Composer Andrew Norman finds in “the rhythm of the brownstones” — the stoops, the windows, and the doors that line the streets where he lives in Brooklyn — “music that is just waiting to be written.”
Boston Modern Opera Project (BMOP) had just announced that this young gifted artist will be the Music Alive Composer-in-Residence for two years, from now until 2013. His Air: Concerto for Theremin (2011), with Dalit Warshaw on theremin, will be performed at the January 27 concert at Jordan Hall. BMOP, the adventurous Boston music group, was one of five orchestras nationwide selected for an extended residency under a program of Meet the Composer and the American Symphony Orchestra League.
The young Norman (he is 32), who has already been a fellow in two European academies of music and has received a number of commissions, has absorbed his life-long interest in architecture with the compositional techniques to create his style — or, more accurately, multitude of styles.

“My music comes out differently every time. Musically speaking, a part of me is super-interested in mid-century extended techniques, Penderecki, crazy sounds. But I am also a lyric composer like Samuel Barber. A lyrical moment is something we can hold onto and remember. … We relate to lyricism because it is such a human thing. … Over the course of my life, I have been naturally inclined to be a lyrical composer, but there are other ways of approaching music. I am trying to embrace everything, an eclecticism of my music. I am interested in it as a composition tool. Sort of Babbitt with Bernstein, or Barber with Xenakis.”
Completed work already includes three pieces for orchestra; five for chamber music with various combinations of instruments; three solo pieces, one for viola or cello and two for piano; and one vocal piece, a lullaby. His appointment as Composer-in-Residence at the Academy of Rome, in 2006-07, resulted in Companion Guide to Rome, with each of its nine movements intended to invoke the Eternal city’s lesser known architectural gems. The ninth movement, for Santa Sabina, was the only one composed while he still was in Rome and was actually played in the church. The rest of the movements — Santa Maria della Vittoria (which Norman calls “over-the-top Baroque), San Benedetto, Santa Susanna, Tempietto Bramante, St. Ivo, San Clemente, San Lorenzo Oltre Le Mure, and Santa Cecilia — were written in Berlin, where he also was a fellow at its academy. A similarly appealingly titled composition is Garden of Follies for saxophone and piano, commissioned by the Society of Composers, Inc. and ASCAP. “Follies” here, too, refers to the often extravagant architectural conceits in lavishly landscaped gardens of England, France, and Italy — subsequently imported, of course, to America. Another piece is Farnsworth: Four Portraits of a House.
Norman is a strong advocate for live performance, alluded to in his comment, “What is special about the kind of music I make is that it is live, and that this piece will only happen once. It will be there for ten minutes, and then it won’t be there any more. And that kind of transience is really special to me, that element of chance, and surprise, that things will happen differently. This is what I find really interesting and exciting, about writing music and about listening to live music.”

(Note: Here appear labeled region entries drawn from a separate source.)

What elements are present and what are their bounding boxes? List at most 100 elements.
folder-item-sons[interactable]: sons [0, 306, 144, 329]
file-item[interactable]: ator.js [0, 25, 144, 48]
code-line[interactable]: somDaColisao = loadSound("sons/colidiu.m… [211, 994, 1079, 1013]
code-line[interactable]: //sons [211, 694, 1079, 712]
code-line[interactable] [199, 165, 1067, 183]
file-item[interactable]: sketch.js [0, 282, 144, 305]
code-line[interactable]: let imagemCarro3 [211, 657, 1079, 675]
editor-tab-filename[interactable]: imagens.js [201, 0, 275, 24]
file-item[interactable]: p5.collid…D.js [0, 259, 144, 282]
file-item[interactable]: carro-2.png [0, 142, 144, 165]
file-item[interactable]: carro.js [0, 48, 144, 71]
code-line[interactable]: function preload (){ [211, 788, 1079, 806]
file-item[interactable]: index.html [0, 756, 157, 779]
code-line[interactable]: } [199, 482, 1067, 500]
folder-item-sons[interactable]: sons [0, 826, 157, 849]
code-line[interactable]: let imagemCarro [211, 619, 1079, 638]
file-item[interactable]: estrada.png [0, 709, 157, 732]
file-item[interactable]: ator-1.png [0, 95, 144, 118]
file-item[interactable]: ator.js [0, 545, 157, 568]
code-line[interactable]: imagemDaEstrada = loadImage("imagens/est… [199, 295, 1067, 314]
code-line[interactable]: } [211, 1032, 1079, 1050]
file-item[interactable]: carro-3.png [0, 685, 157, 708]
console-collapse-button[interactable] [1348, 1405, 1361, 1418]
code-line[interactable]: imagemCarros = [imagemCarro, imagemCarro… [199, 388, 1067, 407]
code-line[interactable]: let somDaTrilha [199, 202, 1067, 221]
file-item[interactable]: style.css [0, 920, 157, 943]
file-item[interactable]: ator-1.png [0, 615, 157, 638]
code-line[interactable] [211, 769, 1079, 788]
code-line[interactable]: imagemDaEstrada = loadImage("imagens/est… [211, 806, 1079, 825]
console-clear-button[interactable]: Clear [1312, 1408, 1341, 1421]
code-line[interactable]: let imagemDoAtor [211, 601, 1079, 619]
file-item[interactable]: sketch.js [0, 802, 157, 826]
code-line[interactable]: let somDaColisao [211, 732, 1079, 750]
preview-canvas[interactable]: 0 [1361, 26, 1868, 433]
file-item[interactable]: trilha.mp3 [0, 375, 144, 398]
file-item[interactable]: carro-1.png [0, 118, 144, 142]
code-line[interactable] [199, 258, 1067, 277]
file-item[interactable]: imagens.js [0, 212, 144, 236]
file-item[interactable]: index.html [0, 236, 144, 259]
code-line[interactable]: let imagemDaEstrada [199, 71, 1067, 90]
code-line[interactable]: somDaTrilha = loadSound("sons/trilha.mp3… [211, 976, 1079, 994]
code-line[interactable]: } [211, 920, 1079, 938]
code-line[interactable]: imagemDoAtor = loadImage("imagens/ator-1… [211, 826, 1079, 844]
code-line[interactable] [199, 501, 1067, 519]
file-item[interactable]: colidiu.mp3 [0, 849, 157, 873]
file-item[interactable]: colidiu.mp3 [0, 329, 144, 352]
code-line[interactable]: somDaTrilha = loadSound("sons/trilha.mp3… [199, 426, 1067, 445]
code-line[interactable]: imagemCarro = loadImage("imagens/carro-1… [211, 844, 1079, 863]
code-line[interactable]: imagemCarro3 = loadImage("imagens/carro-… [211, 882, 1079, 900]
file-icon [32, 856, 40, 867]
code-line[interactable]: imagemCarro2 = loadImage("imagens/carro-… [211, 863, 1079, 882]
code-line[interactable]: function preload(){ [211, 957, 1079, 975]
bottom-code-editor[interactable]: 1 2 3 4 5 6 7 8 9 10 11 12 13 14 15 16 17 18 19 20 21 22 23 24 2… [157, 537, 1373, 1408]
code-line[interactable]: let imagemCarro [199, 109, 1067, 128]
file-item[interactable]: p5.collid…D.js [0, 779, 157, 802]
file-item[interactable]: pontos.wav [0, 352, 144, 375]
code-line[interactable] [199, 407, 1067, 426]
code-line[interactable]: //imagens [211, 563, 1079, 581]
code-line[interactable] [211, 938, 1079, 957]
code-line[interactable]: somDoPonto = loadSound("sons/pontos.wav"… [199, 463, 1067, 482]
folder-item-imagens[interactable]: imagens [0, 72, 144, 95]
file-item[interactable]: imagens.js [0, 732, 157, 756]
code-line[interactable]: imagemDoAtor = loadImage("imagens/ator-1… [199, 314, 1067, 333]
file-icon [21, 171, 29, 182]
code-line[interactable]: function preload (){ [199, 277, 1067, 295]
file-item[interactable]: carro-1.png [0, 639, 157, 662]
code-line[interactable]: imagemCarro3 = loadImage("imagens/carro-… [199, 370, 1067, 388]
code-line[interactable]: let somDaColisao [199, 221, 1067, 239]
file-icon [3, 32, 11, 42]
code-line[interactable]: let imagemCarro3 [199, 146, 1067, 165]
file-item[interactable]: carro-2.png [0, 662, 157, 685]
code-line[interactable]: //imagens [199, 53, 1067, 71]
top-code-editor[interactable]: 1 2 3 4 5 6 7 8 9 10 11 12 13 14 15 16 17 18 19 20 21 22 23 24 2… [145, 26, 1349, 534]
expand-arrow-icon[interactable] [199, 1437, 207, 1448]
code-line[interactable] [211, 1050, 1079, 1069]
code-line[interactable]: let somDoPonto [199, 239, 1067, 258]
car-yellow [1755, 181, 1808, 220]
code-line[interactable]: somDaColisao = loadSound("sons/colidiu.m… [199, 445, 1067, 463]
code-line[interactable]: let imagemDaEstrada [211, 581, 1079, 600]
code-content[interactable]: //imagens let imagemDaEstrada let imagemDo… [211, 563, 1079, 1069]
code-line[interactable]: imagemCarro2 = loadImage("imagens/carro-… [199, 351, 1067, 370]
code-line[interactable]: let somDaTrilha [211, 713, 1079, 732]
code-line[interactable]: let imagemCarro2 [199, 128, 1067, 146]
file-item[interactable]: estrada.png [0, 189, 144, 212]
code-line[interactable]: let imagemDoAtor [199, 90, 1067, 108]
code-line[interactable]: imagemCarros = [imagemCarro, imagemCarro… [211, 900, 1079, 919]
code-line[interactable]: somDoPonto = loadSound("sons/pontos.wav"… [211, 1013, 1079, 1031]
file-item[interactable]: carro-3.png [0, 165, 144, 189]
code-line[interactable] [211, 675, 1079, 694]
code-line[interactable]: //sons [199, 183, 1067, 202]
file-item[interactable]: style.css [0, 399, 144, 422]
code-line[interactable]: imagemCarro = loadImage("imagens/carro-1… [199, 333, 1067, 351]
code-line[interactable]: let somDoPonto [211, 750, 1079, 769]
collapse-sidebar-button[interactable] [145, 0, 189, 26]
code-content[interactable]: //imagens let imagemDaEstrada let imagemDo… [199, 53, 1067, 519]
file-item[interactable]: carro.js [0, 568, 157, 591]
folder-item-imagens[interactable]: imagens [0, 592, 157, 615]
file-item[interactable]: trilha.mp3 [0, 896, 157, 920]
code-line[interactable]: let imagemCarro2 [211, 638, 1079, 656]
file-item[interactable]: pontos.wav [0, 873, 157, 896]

This is what Norman will be doing, and the audience will be hearing, in Boston, starting with a performance of his piece on the January 27th Jordan Hall program. His residency at BMOP will involve him in all its concerts; and he will participate in pre-concert discussions and out-reach programs.
Sound and Architecture is amazingly, no, insultingly-interesting moment. Different spaces have own harmonics and some spaces are so stunningly interesting sonically that it eliminates even the need to have music in the way how we understand it. Those spaces can light up a single note and throw a true firework of sonic sensations. Unfortunately here is Boston we do not have “interesting” acoustic environments. The celebrated Symphony Hall is mediocre at its best. The best hall in state – the Mechanics Hall is pretty much chamber-size hall…
I do not know what kind music Andrew Norman writes. He might have architecture in his mind as program of his works but I would like people have more architecture in their mind when they perform music. I think in Boston, to have objectives to stressing architecture in Sound is very much as living in US and try to stress idiosyncrasies of Milanese, Fiorentina, Siciliana, Napolitana, or Alla Romana cuisines. In US use have dead, tasteless, radioactive veritable and fruits, gasoline inspired meats and poultry. All out produce are so radically contaminated and spoiled by byproducts or chemical industry, by barbaric agriculture techniques and corporate objectives that to think about any more or less natural or interesting cooking in US is laughable. I think with Sound is very much the same, at least in Boston…
Also, I am not a huge fan of Norman’s insistency of live performance. For sure, in what he say he is very right, however his position is missing another aspect– deficiency of general listening culture of recorded events. People mostly (and not only in US) do not have properly developed culture for listening experiences of records music, not to mention the in most of the cases music is being recorded horribly.